2nd qtr oil US production was 662 Kbd versus 600 Kbpd in first qtr and 543 Kbpd in same time period 2018
2nd qtr gas US production was 2803 MMcfd versus 2712 MMcfd in first qtr and 2591 Mmcfd in same time period 2018
EOM explains why revenues were down even though production was up:
Revenues for US oil upstream sector were down $431 MM from $868 MM a year ago with
higher production being offset by lower liquids prices and higher growth-related expenses
Revenues for US downstream were down $149 MM from $1,014 MM a year ago due to higher downtime/maintenance and lower margins
Chemicals division were down $155 MM from $956 MM due to lower margins, higher downtime/maintenance and lower volumes
with regards to dividend payments companies such as EOM which are not recognized as growth E&P but dividend generators, the companies look at the long term view of dividend payments. The plan is that in most years free cash flow (after all reinvestment) can cover dividend payments with a large margin but when years happen when free cash flow is down as it did in the first half of 2019 companies such as EOM will borrow to pay the dividend given they believe it is a temporary issue and do not want to lower dividend payments as it will have a negative impact on share price.
Year on year for the same time period the story is:
On a consolidated basis first-half income before income taxes was $8921 MM versus $13752 MM a year previously with $613 MM additional exploration expenses. Dividend payments were $7220 MM versus $6793 MM ($1.69 per share vs $1.59 per share) with outstanding share after dilution remaining the same. It is easy to see why EOM would want to borrow to pay some of the dividend burden as it allows them to keep working capital high enough to complete their annual CAPEX program.

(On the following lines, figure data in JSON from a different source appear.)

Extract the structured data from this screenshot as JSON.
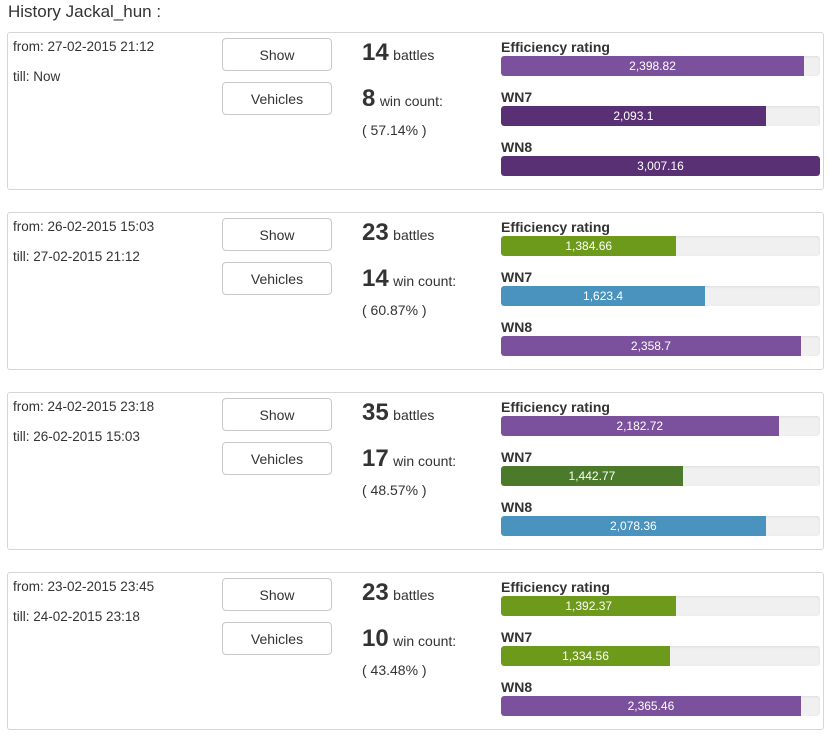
{
  "header": {
    "title": "History Jackal_hun :"
  },
  "labels": {
    "show": "Show",
    "vehicles": "Vehicles",
    "battles_unit": "battles",
    "wins_unit": "win count:"
  },
  "colors": {
    "purple": "#7b519d",
    "dark_purple": "#5a3074",
    "green": "#6e9a1c",
    "dark_green": "#4a7a2a",
    "blue": "#4a93bf",
    "track": "#f0f0f0"
  },
  "sessions": [
    {
      "from": "from: 27-02-2015 21:12",
      "till": "till: Now",
      "battles": "14",
      "wins": "8",
      "percent": "( 57.14% )",
      "ratings": [
        {
          "label": "Efficiency rating",
          "value": "2,398.82",
          "fill": 0.95,
          "color": "#7b519d"
        },
        {
          "label": "WN7",
          "value": "2,093.1",
          "fill": 0.83,
          "color": "#5a3074"
        },
        {
          "label": "WN8",
          "value": "3,007.16",
          "fill": 1.0,
          "color": "#5a3074"
        }
      ]
    },
    {
      "from": "from: 26-02-2015 15:03",
      "till": "till: 27-02-2015 21:12",
      "battles": "23",
      "wins": "14",
      "percent": "( 60.87% )",
      "ratings": [
        {
          "label": "Efficiency rating",
          "value": "1,384.66",
          "fill": 0.55,
          "color": "#6e9a1c"
        },
        {
          "label": "WN7",
          "value": "1,623.4",
          "fill": 0.64,
          "color": "#4a93bf"
        },
        {
          "label": "WN8",
          "value": "2,358.7",
          "fill": 0.94,
          "color": "#7b519d"
        }
      ]
    },
    {
      "from": "from: 24-02-2015 23:18",
      "till": "till: 26-02-2015 15:03",
      "battles": "35",
      "wins": "17",
      "percent": "( 48.57% )",
      "ratings": [
        {
          "label": "Efficiency rating",
          "value": "2,182.72",
          "fill": 0.87,
          "color": "#7b519d"
        },
        {
          "label": "WN7",
          "value": "1,442.77",
          "fill": 0.57,
          "color": "#4a7a2a"
        },
        {
          "label": "WN8",
          "value": "2,078.36",
          "fill": 0.83,
          "color": "#4a93bf"
        }
      ]
    },
    {
      "from": "from: 23-02-2015 23:45",
      "till": "till: 24-02-2015 23:18",
      "battles": "23",
      "wins": "10",
      "percent": "( 43.48% )",
      "ratings": [
        {
          "label": "Efficiency rating",
          "value": "1,392.37",
          "fill": 0.55,
          "color": "#6e9a1c"
        },
        {
          "label": "WN7",
          "value": "1,334.56",
          "fill": 0.53,
          "color": "#6e9a1c"
        },
        {
          "label": "WN8",
          "value": "2,365.46",
          "fill": 0.94,
          "color": "#7b519d"
        }
      ]
    }
  ]
}
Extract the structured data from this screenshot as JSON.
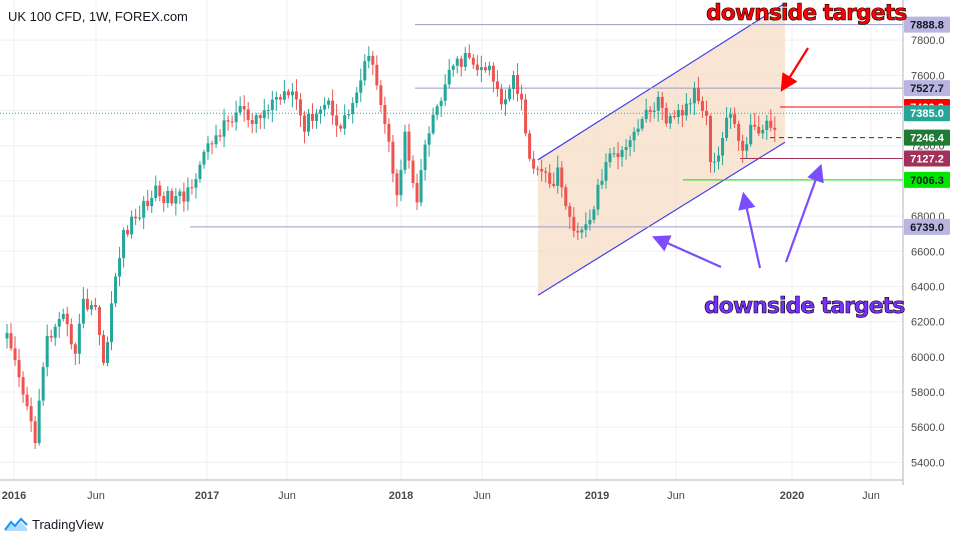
{
  "header": {
    "title": "UK 100 CFD, 1W, FOREX.com"
  },
  "brand": {
    "name": "TradingView"
  },
  "annotations": {
    "top": {
      "text": "downside targets",
      "color": "#ff0000"
    },
    "bottom": {
      "text": "downside targets",
      "color": "#7b2fff"
    }
  },
  "colors": {
    "up": "#26a69a",
    "down": "#ef5350",
    "channel": "#3f3fe8",
    "channel_fill": "#f7dcc4",
    "arrow_red": "#ff0000",
    "arrow_purple": "#7b4dff",
    "support_green": "#00e600",
    "level_red": "#ff0000",
    "level_gray": "#9b9bc4"
  },
  "chart_data": {
    "type": "candlestick",
    "title": "UK 100 CFD, 1W, FOREX.com",
    "ylim": [
      5300,
      8000
    ],
    "y_ticks": [
      5400,
      5600,
      5800,
      6000,
      6200,
      6400,
      6600,
      6800,
      7000,
      7200,
      7400,
      7600,
      7800
    ],
    "x_ticks": [
      "2016",
      "Jun",
      "2017",
      "Jun",
      "2018",
      "Jun",
      "2019",
      "Jun",
      "2020",
      "Jun"
    ],
    "price_levels": [
      {
        "label": "7888.8",
        "value": 7888.8,
        "bg": "#b9b4e0",
        "fg": "#131722",
        "line": "#9b9bc4"
      },
      {
        "label": "7527.7",
        "value": 7527.7,
        "bg": "#b9b4e0",
        "fg": "#131722",
        "line": "#9b9bc4"
      },
      {
        "label": "7420.2",
        "value": 7420.2,
        "bg": "#ff0000",
        "fg": "#ffffff",
        "line": "#ff0000"
      },
      {
        "label": "7385.0",
        "value": 7385.0,
        "bg": "#26a69a",
        "fg": "#ffffff",
        "line": "#26a69a"
      },
      {
        "label": "7246.4",
        "value": 7246.4,
        "bg": "#1e7a35",
        "fg": "#ffffff",
        "line": "#333333"
      },
      {
        "label": "7127.2",
        "value": 7127.2,
        "bg": "#a0325a",
        "fg": "#ffffff",
        "line": "#a0325a"
      },
      {
        "label": "7006.3",
        "value": 7006.3,
        "bg": "#00e600",
        "fg": "#131722",
        "line": "#00e600"
      },
      {
        "label": "6739.0",
        "value": 6739.0,
        "bg": "#b9b4e0",
        "fg": "#131722",
        "line": "#9b9bc4"
      }
    ],
    "anchor_points": [
      [
        0,
        6100
      ],
      [
        5,
        5700
      ],
      [
        7,
        5550
      ],
      [
        10,
        6100
      ],
      [
        14,
        6200
      ],
      [
        17,
        6050
      ],
      [
        19,
        6300
      ],
      [
        22,
        6300
      ],
      [
        24,
        5950
      ],
      [
        26,
        6300
      ],
      [
        29,
        6700
      ],
      [
        33,
        6820
      ],
      [
        37,
        6950
      ],
      [
        40,
        6900
      ],
      [
        44,
        6900
      ],
      [
        48,
        7100
      ],
      [
        52,
        7260
      ],
      [
        56,
        7350
      ],
      [
        58,
        7420
      ],
      [
        61,
        7300
      ],
      [
        66,
        7450
      ],
      [
        71,
        7550
      ],
      [
        74,
        7300
      ],
      [
        76,
        7380
      ],
      [
        80,
        7450
      ],
      [
        83,
        7300
      ],
      [
        87,
        7500
      ],
      [
        89,
        7650
      ],
      [
        91,
        7700
      ],
      [
        95,
        7200
      ],
      [
        97,
        6950
      ],
      [
        99,
        7250
      ],
      [
        102,
        6850
      ],
      [
        104,
        7200
      ],
      [
        107,
        7420
      ],
      [
        111,
        7650
      ],
      [
        114,
        7700
      ],
      [
        118,
        7620
      ],
      [
        120,
        7630
      ],
      [
        123,
        7450
      ],
      [
        126,
        7600
      ],
      [
        128,
        7450
      ],
      [
        129,
        7250
      ],
      [
        131,
        7080
      ],
      [
        133,
        7080
      ],
      [
        135,
        6950
      ],
      [
        137,
        7080
      ],
      [
        139,
        6820
      ],
      [
        141,
        6750
      ],
      [
        143,
        6700
      ],
      [
        145,
        6770
      ],
      [
        147,
        6950
      ],
      [
        149,
        7100
      ],
      [
        152,
        7170
      ],
      [
        155,
        7250
      ],
      [
        158,
        7350
      ],
      [
        160,
        7400
      ],
      [
        162,
        7450
      ],
      [
        164,
        7300
      ],
      [
        166,
        7380
      ],
      [
        169,
        7400
      ],
      [
        171,
        7520
      ],
      [
        174,
        7400
      ],
      [
        175,
        7100
      ],
      [
        177,
        7150
      ],
      [
        179,
        7350
      ],
      [
        181,
        7350
      ],
      [
        183,
        7150
      ],
      [
        185,
        7300
      ],
      [
        188,
        7300
      ],
      [
        190,
        7330
      ],
      [
        191,
        7290
      ]
    ]
  }
}
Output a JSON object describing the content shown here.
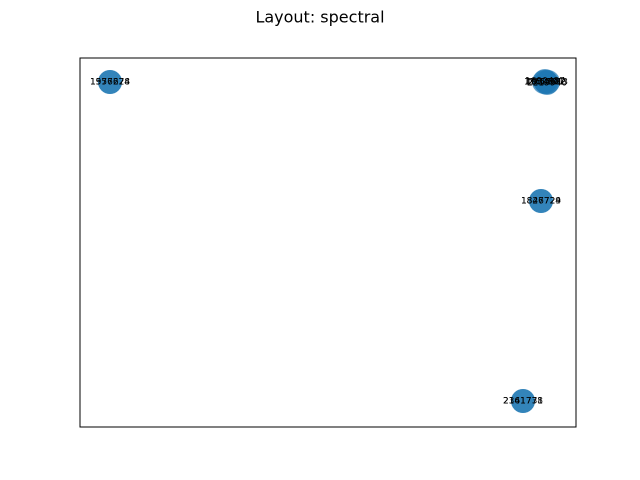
{
  "title": "Layout: spectral",
  "nodes": [
    {
      "label": "1957628"
    },
    {
      "label": "1576274"
    },
    {
      "label": "1847729"
    },
    {
      "label": "1826724"
    },
    {
      "label": "2161778"
    },
    {
      "label": "2341731"
    },
    {
      "label": "1934582"
    },
    {
      "label": "1762591"
    },
    {
      "label": "2058813"
    },
    {
      "label": "1690437"
    },
    {
      "label": "2219946"
    }
  ]
}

So production was increasing across the board but lower revenues due to lower commodity prices, lower refining and chemical margins resulted in lower net income. If you calculate the dividend payout ratio for first half 2019 vs first half 2018 it has increased which means the company is comfortable with it's plan, shareholders are doing well and if/when commodity prices recover significantly the company is in a good place. Looking at quarterly reports for oil and gas companies is very misleading as their work plans often involve higher expenditures early on and higher net revenues later on. Five-year analysis of their finacials is usually more instructive.
Should EOM shareholders be worried? In 2016 first-half earnings per share were $0.84 versus first half 2019 earnings per share of $1.28. EOM did not go out of business in 2016 and by first-half 2018 earnings had risen to $2.01/share. If there is a prolonged period of low oil and gas prices EOM has the option to lower dividend payout. EOM is in this for the long haul and are accumulating acreage and production in the US shale basins with a view to the future. That ends up costing a lot early on but will result in higher revenues in the future especially if you believe in Peak Oil (higher prices will be associated with a scarce commodity).